7 Artikel 8 des Gesetzes Nr. 1386/1983 enthält die Bestimmungen über die Übertragung der Geschäftsführung des Unternehmens an den OÄ. Artikel 8 Absatz 1 in der Fassung des Gesetzes Nr. 1472/1984 (Amtsblatt der Griechischen Republik, Teil I, Nr. 112 vom , S. 1273) legt die Modalitäten dieser Übertragung fest und regelt die Beziehungen zwischen den mit der Geschäftsführung betrauten Personen, die vom OÄ benannt werden, und den Organen des Unternehmens. So ist vorgesehen, daß mit der Veröffentlichung der ministeriellen Entscheidung, das Unternehmen der Regelung des Gesetzes zu unterstellen, die Befugnisse der Geschäftsführungsorgane des Unternehmens enden und daß die Hauptversammlung zwar fortbesteht, aber die vom OÄ benannten Mitglieder der Geschäftsführung nicht abberufen kann.

8 Nach Artikel 8 Absatz 8 des Gesetzes Nr. 1386/1983 kann der OÄ während der zeitweiligen Geschäftsführung der betreffenden Gesellschaft abweichend von den geltenden Bestimmungen über Aktiengesellschaften beschließen, das Grundkapital dieser Gesellschaft zu erhöhen. Die Kapitalerhöhung bedarf der Genehmigung durch den zuständigen Minister. Die bisherigen Aktionäre behalten jedoch ihr Bezugsrecht, das sie innerhalb einer in der ministeriellen Genehmigungsentscheidung festgesetzten Frist ausüben können.

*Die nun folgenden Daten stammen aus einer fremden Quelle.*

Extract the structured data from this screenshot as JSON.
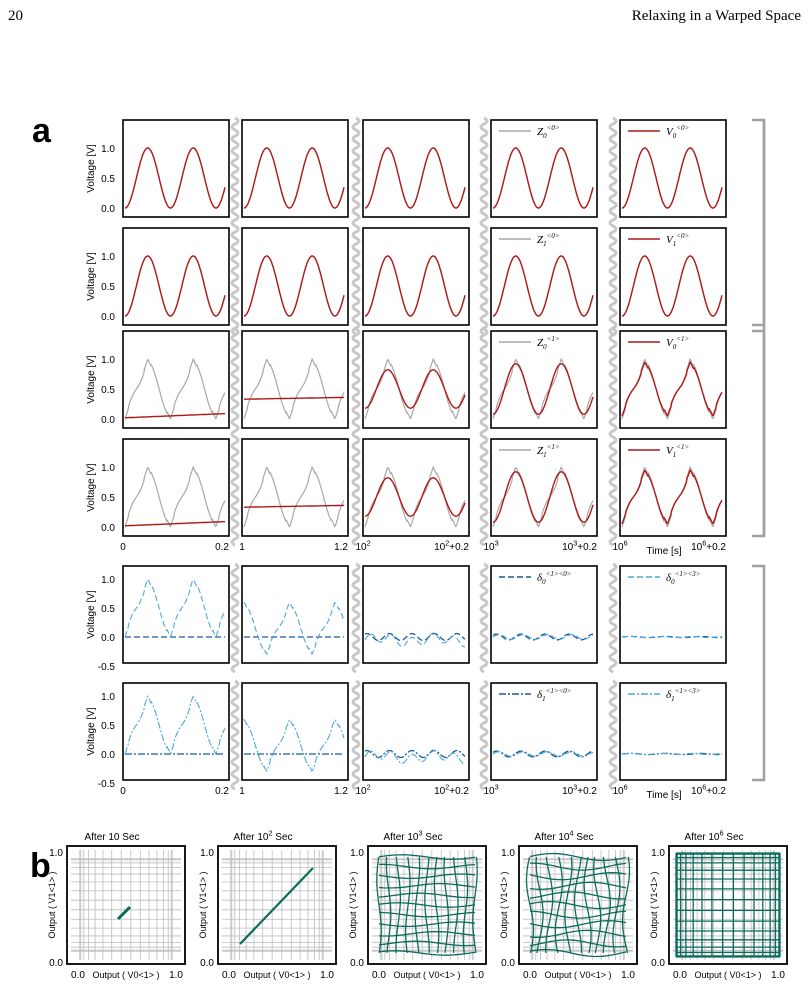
{
  "page": {
    "number": "20",
    "running_title": "Relaxing in a Warped Space"
  },
  "figure": {
    "panel_a_label": "a",
    "panel_b_label": "b",
    "ylabel": "Voltage [V]",
    "time_label": "Time [s]",
    "yticks_top": [
      "1.0",
      "0.5",
      "0.0"
    ],
    "yticks_dev": [
      "1.0",
      "0.5",
      "0.0",
      "-0.5"
    ],
    "segment_ticks": [
      {
        "start": "0",
        "end": "0.2",
        "start_sup": "",
        "end_base": "0.2",
        "end_sup": ""
      },
      {
        "start": "1",
        "end": "1.2",
        "start_sup": "",
        "end_base": "1.2",
        "end_sup": ""
      },
      {
        "start": "10",
        "start_sup": "2",
        "end_base": "10",
        "end_sup": "2",
        "end_tail": "+0.2"
      },
      {
        "start": "10",
        "start_sup": "3",
        "end_base": "10",
        "end_sup": "3",
        "end_tail": "+0.2"
      },
      {
        "start": "10",
        "start_sup": "6",
        "end_base": "10",
        "end_sup": "6",
        "end_tail": "+0.2"
      }
    ],
    "rows": [
      {
        "legend": [
          {
            "sym": "Z",
            "sub": "0",
            "sup": "<0>",
            "color": "#a8a8a8",
            "dash": ""
          },
          {
            "sym": "V",
            "sub": "0",
            "sup": "<0>",
            "color": "#b01818",
            "dash": ""
          }
        ]
      },
      {
        "legend": [
          {
            "sym": "Z",
            "sub": "1",
            "sup": "<0>",
            "color": "#a8a8a8",
            "dash": ""
          },
          {
            "sym": "V",
            "sub": "1",
            "sup": "<0>",
            "color": "#b01818",
            "dash": ""
          }
        ]
      },
      {
        "legend": [
          {
            "sym": "Z",
            "sub": "0",
            "sup": "<1>",
            "color": "#a8a8a8",
            "dash": ""
          },
          {
            "sym": "V",
            "sub": "0",
            "sup": "<1>",
            "color": "#b01818",
            "dash": ""
          }
        ]
      },
      {
        "legend": [
          {
            "sym": "Z",
            "sub": "1",
            "sup": "<1>",
            "color": "#a8a8a8",
            "dash": ""
          },
          {
            "sym": "V",
            "sub": "1",
            "sup": "<1>",
            "color": "#b01818",
            "dash": ""
          }
        ]
      },
      {
        "legend": [
          {
            "sym": "δ",
            "sub": "0",
            "sup": "<1><0>",
            "color": "#1a5a9a",
            "dash": "6,3"
          },
          {
            "sym": "δ",
            "sub": "0",
            "sup": "<1><3>",
            "color": "#4aa8dc",
            "dash": "6,3"
          }
        ]
      },
      {
        "legend": [
          {
            "sym": "δ",
            "sub": "1",
            "sup": "<1><0>",
            "color": "#1a5a9a",
            "dash": "7,2,2,2"
          },
          {
            "sym": "δ",
            "sub": "1",
            "sup": "<1><3>",
            "color": "#4aa8dc",
            "dash": "7,2,2,2"
          }
        ]
      }
    ],
    "b_titles": [
      {
        "text": "After 10",
        "sup": "",
        "tail": " Sec"
      },
      {
        "text": "After 10",
        "sup": "2",
        "tail": " Sec"
      },
      {
        "text": "After 10",
        "sup": "3",
        "tail": " Sec"
      },
      {
        "text": "After 10",
        "sup": "4",
        "tail": " Sec"
      },
      {
        "text": "After 10",
        "sup": "6",
        "tail": " Sec"
      }
    ],
    "b_xlabel": "Output ( V0<1> )",
    "b_ylabel": "Output ( V1<1> )",
    "b_ticks": [
      "0.0",
      "1.0"
    ],
    "colors": {
      "gray": "#a8a8a8",
      "red": "#b01818",
      "dark_blue": "#1a5a9a",
      "light_blue": "#4aa8dc",
      "teal": "#0d6b5c",
      "bracket": "#a0a0a0"
    }
  }
}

9 Aufgrund der Unterstellung von Chartopoiïa unter die Regelung des Gesetzes Nr. 1386/1983 übernahm der OÄ die Geschäftsführung dieser Gesellschaft und beschloß am , deren Kapital um 940 Millionen DR zu erhöhen. Diese Erhöhung wurde gemäß Artikel 8 Absatz 8 des Gesetzes Nr. 1386/1983 durch Beschluß Nr. 153 des Ministers für Industrie, Forschung und Technologie vom genehmigt.

10 Nach diesem Beschluß hatten die bisherigen Aktionäre ein unbegrenztes Bezugsrecht für die neuen Aktien, das sie innerhalb eines Monats nach Veröffentlichung des Beschlusses im Amtsblatt der Griechischen Republik auszuüben hatten. Die Kläger machten von diesem Recht keinen Gebrauch.

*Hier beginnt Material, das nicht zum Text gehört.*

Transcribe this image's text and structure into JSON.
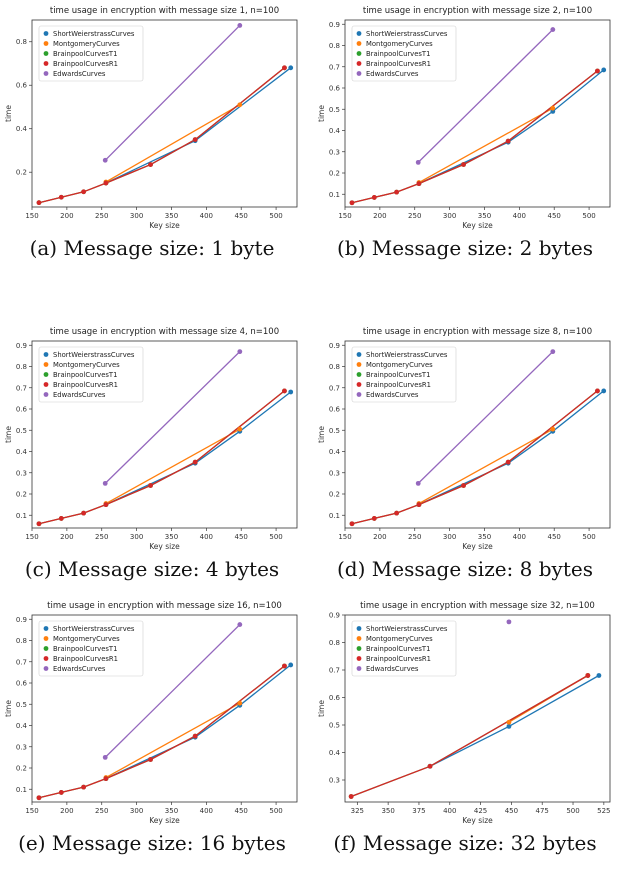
{
  "figure": {
    "captions": [
      "(a) Message size: 1 byte",
      "(b) Message size: 2 bytes",
      "(c) Message size: 4 bytes",
      "(d) Message size: 8 bytes",
      "(e) Message size: 16 bytes",
      "(f) Message size: 32 bytes"
    ]
  },
  "chart_data": [
    {
      "type": "line",
      "title": "time usage in encryption with message size 1, n=100",
      "xlabel": "Key size",
      "ylabel": "time",
      "xlim": [
        150,
        530
      ],
      "ylim": [
        0.04,
        0.9
      ],
      "xticks": [
        150,
        200,
        250,
        300,
        350,
        400,
        450,
        500
      ],
      "yticks": [
        0.2,
        0.4,
        0.6,
        0.8
      ],
      "ytick_decimals": 1,
      "legend_position": "top-left",
      "grid": false,
      "series": [
        {
          "name": "ShortWeierstrassCurves",
          "color": "#1f77b4",
          "x": [
            256,
            384,
            521
          ],
          "y": [
            0.15,
            0.345,
            0.68
          ]
        },
        {
          "name": "MontgomeryCurves",
          "color": "#ff7f0e",
          "x": [
            256,
            448
          ],
          "y": [
            0.155,
            0.51
          ]
        },
        {
          "name": "BrainpoolCurvesT1",
          "color": "#2ca02c",
          "x": [
            160,
            192,
            224,
            256,
            320,
            384,
            512
          ],
          "y": [
            0.06,
            0.085,
            0.11,
            0.15,
            0.235,
            0.35,
            0.68
          ]
        },
        {
          "name": "BrainpoolCurvesR1",
          "color": "#d62728",
          "x": [
            160,
            192,
            224,
            256,
            320,
            384,
            512
          ],
          "y": [
            0.06,
            0.085,
            0.11,
            0.15,
            0.235,
            0.35,
            0.68
          ]
        },
        {
          "name": "EdwardsCurves",
          "color": "#9467bd",
          "x": [
            255,
            448
          ],
          "y": [
            0.255,
            0.875
          ]
        }
      ]
    },
    {
      "type": "line",
      "title": "time usage in encryption with message size 2, n=100",
      "xlabel": "Key size",
      "ylabel": "time",
      "xlim": [
        150,
        530
      ],
      "ylim": [
        0.04,
        0.92
      ],
      "xticks": [
        150,
        200,
        250,
        300,
        350,
        400,
        450,
        500
      ],
      "yticks": [
        0.1,
        0.2,
        0.3,
        0.4,
        0.5,
        0.6,
        0.7,
        0.8,
        0.9
      ],
      "ytick_decimals": 1,
      "legend_position": "top-left",
      "grid": false,
      "series": [
        {
          "name": "ShortWeierstrassCurves",
          "color": "#1f77b4",
          "x": [
            256,
            384,
            448,
            521
          ],
          "y": [
            0.15,
            0.345,
            0.49,
            0.685
          ]
        },
        {
          "name": "MontgomeryCurves",
          "color": "#ff7f0e",
          "x": [
            256,
            448
          ],
          "y": [
            0.155,
            0.505
          ]
        },
        {
          "name": "BrainpoolCurvesT1",
          "color": "#2ca02c",
          "x": [
            160,
            192,
            224,
            256,
            320,
            384,
            512
          ],
          "y": [
            0.06,
            0.085,
            0.11,
            0.15,
            0.24,
            0.35,
            0.68
          ]
        },
        {
          "name": "BrainpoolCurvesR1",
          "color": "#d62728",
          "x": [
            160,
            192,
            224,
            256,
            320,
            384,
            512
          ],
          "y": [
            0.06,
            0.085,
            0.11,
            0.15,
            0.24,
            0.35,
            0.68
          ]
        },
        {
          "name": "EdwardsCurves",
          "color": "#9467bd",
          "x": [
            255,
            448
          ],
          "y": [
            0.25,
            0.875
          ]
        }
      ]
    },
    {
      "type": "line",
      "title": "time usage in encryption with message size 4, n=100",
      "xlabel": "Key size",
      "ylabel": "time",
      "xlim": [
        150,
        530
      ],
      "ylim": [
        0.04,
        0.92
      ],
      "xticks": [
        150,
        200,
        250,
        300,
        350,
        400,
        450,
        500
      ],
      "yticks": [
        0.1,
        0.2,
        0.3,
        0.4,
        0.5,
        0.6,
        0.7,
        0.8,
        0.9
      ],
      "ytick_decimals": 1,
      "legend_position": "top-left",
      "grid": false,
      "series": [
        {
          "name": "ShortWeierstrassCurves",
          "color": "#1f77b4",
          "x": [
            256,
            384,
            448,
            521
          ],
          "y": [
            0.15,
            0.345,
            0.495,
            0.68
          ]
        },
        {
          "name": "MontgomeryCurves",
          "color": "#ff7f0e",
          "x": [
            256,
            448
          ],
          "y": [
            0.155,
            0.505
          ]
        },
        {
          "name": "BrainpoolCurvesT1",
          "color": "#2ca02c",
          "x": [
            160,
            192,
            224,
            256,
            320,
            384,
            512
          ],
          "y": [
            0.06,
            0.085,
            0.11,
            0.15,
            0.24,
            0.35,
            0.685
          ]
        },
        {
          "name": "BrainpoolCurvesR1",
          "color": "#d62728",
          "x": [
            160,
            192,
            224,
            256,
            320,
            384,
            512
          ],
          "y": [
            0.06,
            0.085,
            0.11,
            0.15,
            0.24,
            0.35,
            0.685
          ]
        },
        {
          "name": "EdwardsCurves",
          "color": "#9467bd",
          "x": [
            255,
            448
          ],
          "y": [
            0.25,
            0.87
          ]
        }
      ]
    },
    {
      "type": "line",
      "title": "time usage in encryption with message size 8, n=100",
      "xlabel": "Key size",
      "ylabel": "time",
      "xlim": [
        150,
        530
      ],
      "ylim": [
        0.04,
        0.92
      ],
      "xticks": [
        150,
        200,
        250,
        300,
        350,
        400,
        450,
        500
      ],
      "yticks": [
        0.1,
        0.2,
        0.3,
        0.4,
        0.5,
        0.6,
        0.7,
        0.8,
        0.9
      ],
      "ytick_decimals": 1,
      "legend_position": "top-left",
      "grid": false,
      "series": [
        {
          "name": "ShortWeierstrassCurves",
          "color": "#1f77b4",
          "x": [
            256,
            384,
            448,
            521
          ],
          "y": [
            0.15,
            0.345,
            0.495,
            0.685
          ]
        },
        {
          "name": "MontgomeryCurves",
          "color": "#ff7f0e",
          "x": [
            256,
            448
          ],
          "y": [
            0.155,
            0.505
          ]
        },
        {
          "name": "BrainpoolCurvesT1",
          "color": "#2ca02c",
          "x": [
            160,
            192,
            224,
            256,
            320,
            384,
            512
          ],
          "y": [
            0.06,
            0.085,
            0.11,
            0.15,
            0.24,
            0.35,
            0.685
          ]
        },
        {
          "name": "BrainpoolCurvesR1",
          "color": "#d62728",
          "x": [
            160,
            192,
            224,
            256,
            320,
            384,
            512
          ],
          "y": [
            0.06,
            0.085,
            0.11,
            0.15,
            0.24,
            0.35,
            0.685
          ]
        },
        {
          "name": "EdwardsCurves",
          "color": "#9467bd",
          "x": [
            255,
            448
          ],
          "y": [
            0.25,
            0.87
          ]
        }
      ]
    },
    {
      "type": "line",
      "title": "time usage in encryption with message size 16, n=100",
      "xlabel": "Key size",
      "ylabel": "time",
      "xlim": [
        150,
        530
      ],
      "ylim": [
        0.04,
        0.92
      ],
      "xticks": [
        150,
        200,
        250,
        300,
        350,
        400,
        450,
        500
      ],
      "yticks": [
        0.1,
        0.2,
        0.3,
        0.4,
        0.5,
        0.6,
        0.7,
        0.8,
        0.9
      ],
      "ytick_decimals": 1,
      "legend_position": "top-left",
      "grid": false,
      "series": [
        {
          "name": "ShortWeierstrassCurves",
          "color": "#1f77b4",
          "x": [
            256,
            384,
            448,
            521
          ],
          "y": [
            0.15,
            0.345,
            0.495,
            0.685
          ]
        },
        {
          "name": "MontgomeryCurves",
          "color": "#ff7f0e",
          "x": [
            256,
            448
          ],
          "y": [
            0.155,
            0.505
          ]
        },
        {
          "name": "BrainpoolCurvesT1",
          "color": "#2ca02c",
          "x": [
            160,
            192,
            224,
            256,
            320,
            384,
            512
          ],
          "y": [
            0.06,
            0.085,
            0.11,
            0.15,
            0.24,
            0.35,
            0.68
          ]
        },
        {
          "name": "BrainpoolCurvesR1",
          "color": "#d62728",
          "x": [
            160,
            192,
            224,
            256,
            320,
            384,
            512
          ],
          "y": [
            0.06,
            0.085,
            0.11,
            0.15,
            0.24,
            0.35,
            0.68
          ]
        },
        {
          "name": "EdwardsCurves",
          "color": "#9467bd",
          "x": [
            255,
            448
          ],
          "y": [
            0.25,
            0.875
          ]
        }
      ]
    },
    {
      "type": "line",
      "title": "time usage in encryption with message size 32, n=100",
      "xlabel": "Key size",
      "ylabel": "time",
      "xlim": [
        315,
        530
      ],
      "ylim": [
        0.22,
        0.9
      ],
      "xticks": [
        325,
        350,
        375,
        400,
        425,
        450,
        475,
        500,
        525
      ],
      "yticks": [
        0.3,
        0.4,
        0.5,
        0.6,
        0.7,
        0.8,
        0.9
      ],
      "ytick_decimals": 1,
      "legend_position": "top-left",
      "grid": false,
      "series": [
        {
          "name": "ShortWeierstrassCurves",
          "color": "#1f77b4",
          "x": [
            384,
            448,
            521
          ],
          "y": [
            0.35,
            0.495,
            0.68
          ]
        },
        {
          "name": "MontgomeryCurves",
          "color": "#ff7f0e",
          "x": [
            448,
            512
          ],
          "y": [
            0.51,
            0.68
          ]
        },
        {
          "name": "BrainpoolCurvesT1",
          "color": "#2ca02c",
          "x": [
            320,
            384,
            512
          ],
          "y": [
            0.24,
            0.35,
            0.68
          ]
        },
        {
          "name": "BrainpoolCurvesR1",
          "color": "#d62728",
          "x": [
            320,
            384,
            512
          ],
          "y": [
            0.24,
            0.35,
            0.68
          ]
        },
        {
          "name": "EdwardsCurves",
          "color": "#9467bd",
          "x": [
            448
          ],
          "y": [
            0.875
          ]
        }
      ]
    }
  ]
}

11 Ihrer Ansicht nach verstösst die vom OÄ beschlossene Kapitalerhöhung gegen Artikel 25 Absatz 1 der Zweiten Richtlinie, der bestimme, daß "[j]ede Kapitalerhöhung... von der Hauptversammlung beschlossen werden [muß]". Sie erhoben daher Klage vor dem Polymeles Protodikeio Athen, das ihre Klage abwies.

12 Die Kläger legten deshalb gegen dieses Urteil Berufung beim Efeteio Athen ein. Der griechische Staat, der ihre Klage auf Ungültigkeitsfeststellung als mißbräuchlich ansah, erhob eine Einrede des Rechtsmißbrauchs nach Artikel 281 des Zivilgesetzbuchs, wonach die "Ausübung eines Rechts... unzulässig [ist], wenn dadurch die Grenzen, die nach Treu und Glauben, den guten Sitten oder dem sozialen oder wirtschaftlichen Zweck des betreffenden Rechts geboten sind, offensichtlich überschritten werden".

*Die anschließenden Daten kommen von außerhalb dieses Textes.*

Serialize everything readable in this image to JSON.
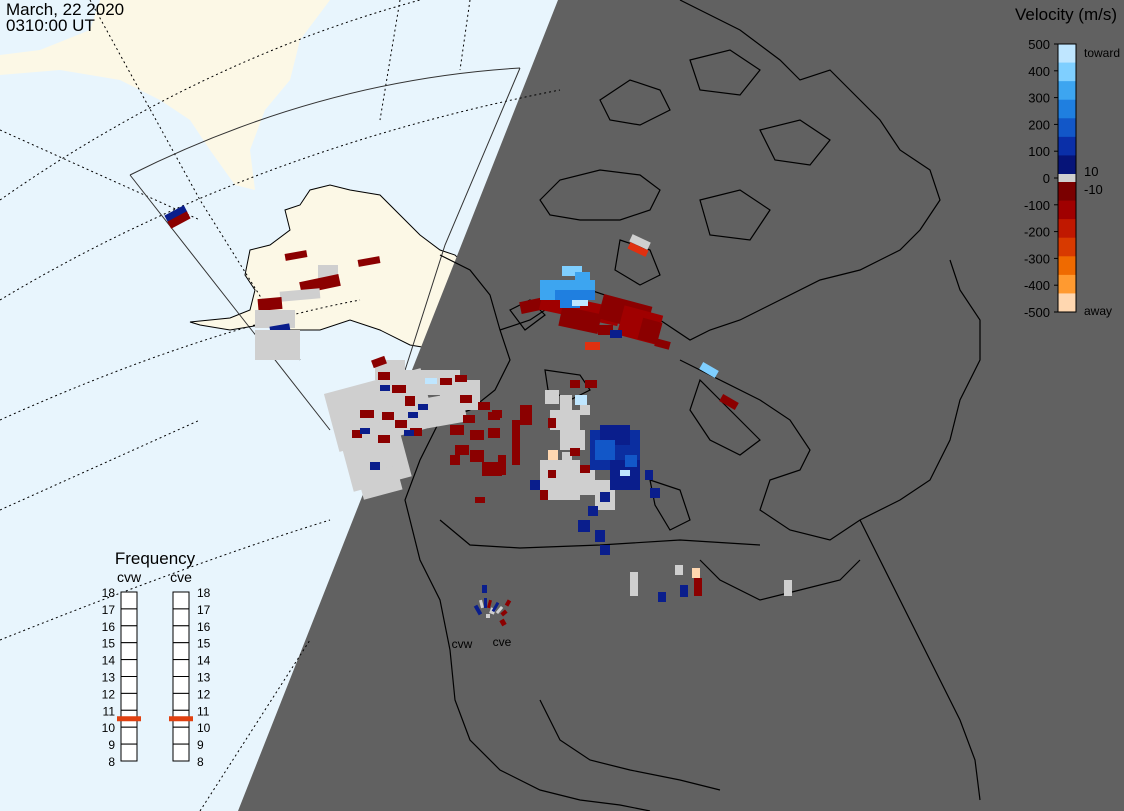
{
  "header": {
    "date": "March, 22 2020",
    "time": "0310:00 UT"
  },
  "colorbar": {
    "title": "Velocity (m/s)",
    "ticks": [
      "500",
      "400",
      "300",
      "200",
      "100",
      "0",
      "-100",
      "-200",
      "-300",
      "-400",
      "-500"
    ],
    "near_zero_labels": [
      "10",
      "-10"
    ],
    "toward_label": "toward",
    "away_label": "away",
    "colors_toward": [
      "#bfe6ff",
      "#7fcfff",
      "#3da5f0",
      "#1f7fe0",
      "#1257c8",
      "#0a2fa8",
      "#061478"
    ],
    "colors_away": [
      "#7a0000",
      "#a00000",
      "#c01800",
      "#d83a00",
      "#ef6a00",
      "#ff9a30",
      "#ffd7b0"
    ]
  },
  "frequency_panel": {
    "title": "Frequency",
    "radars": [
      "cvw",
      "cve"
    ],
    "scale": [
      "18",
      "17",
      "16",
      "15",
      "14",
      "13",
      "12",
      "11",
      "10",
      "9",
      "8"
    ],
    "current_mhz": [
      10.5,
      10.5
    ],
    "marker_color": "#e04010"
  },
  "map": {
    "radar_site_labels": [
      "cvw",
      "cve"
    ],
    "land_color": "#fcf8e6",
    "ocean_color": "#e8f5fd",
    "night_color": "#616161",
    "gs_color": "#cfcfcf"
  }
}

13 In seinem Vorlageurteil vertritt das nationale Gericht die Auffassung, Artikel 281 des Zivilgesetzbuchs greife ein, um Rechte aus Gemeinschaftsbestimmungen für den Fall ihrer mißbräuchlichen Ausübung für nicht anwendbar zu erklären. Im vorliegenden Fall würde die von den Klägern nach Artikel 25 Absatz 1 der Zweiten Richtlinie begehrte Feststellung der Ungültigkeit der Entscheidung des OÄ über die Kapitalerhöhung offensichtlich über die Grenzen hinausgehen, die nach Treu und Glauben, den guten Sitten oder dem sozialen oder wirtschaftlichen Zweck des Rechts geboten seien.

14 Hierbei hat sich das vorlegende Gericht auf eine Reihe tatsächlicher Umstände gestützt.

15 So habe Chartopoiïa zum Zeitpunkt ihrer Unterstellung unter die Regelung des Gesetzes Nr. 1386/1983 umfangreiche fällige Verbindlichkeiten bei Banken und anderen Gläubigern sowie ein schwerwiegendes Liquiditätsproblem gehabt und über kein Eigenkapital mehr verfügt, so daß ihre Aktiva zur Begleichung ihrer Verbindlichkeiten nicht mehr ausgereicht hätten und ihre Aktien nichts mehr wert gewesen seien.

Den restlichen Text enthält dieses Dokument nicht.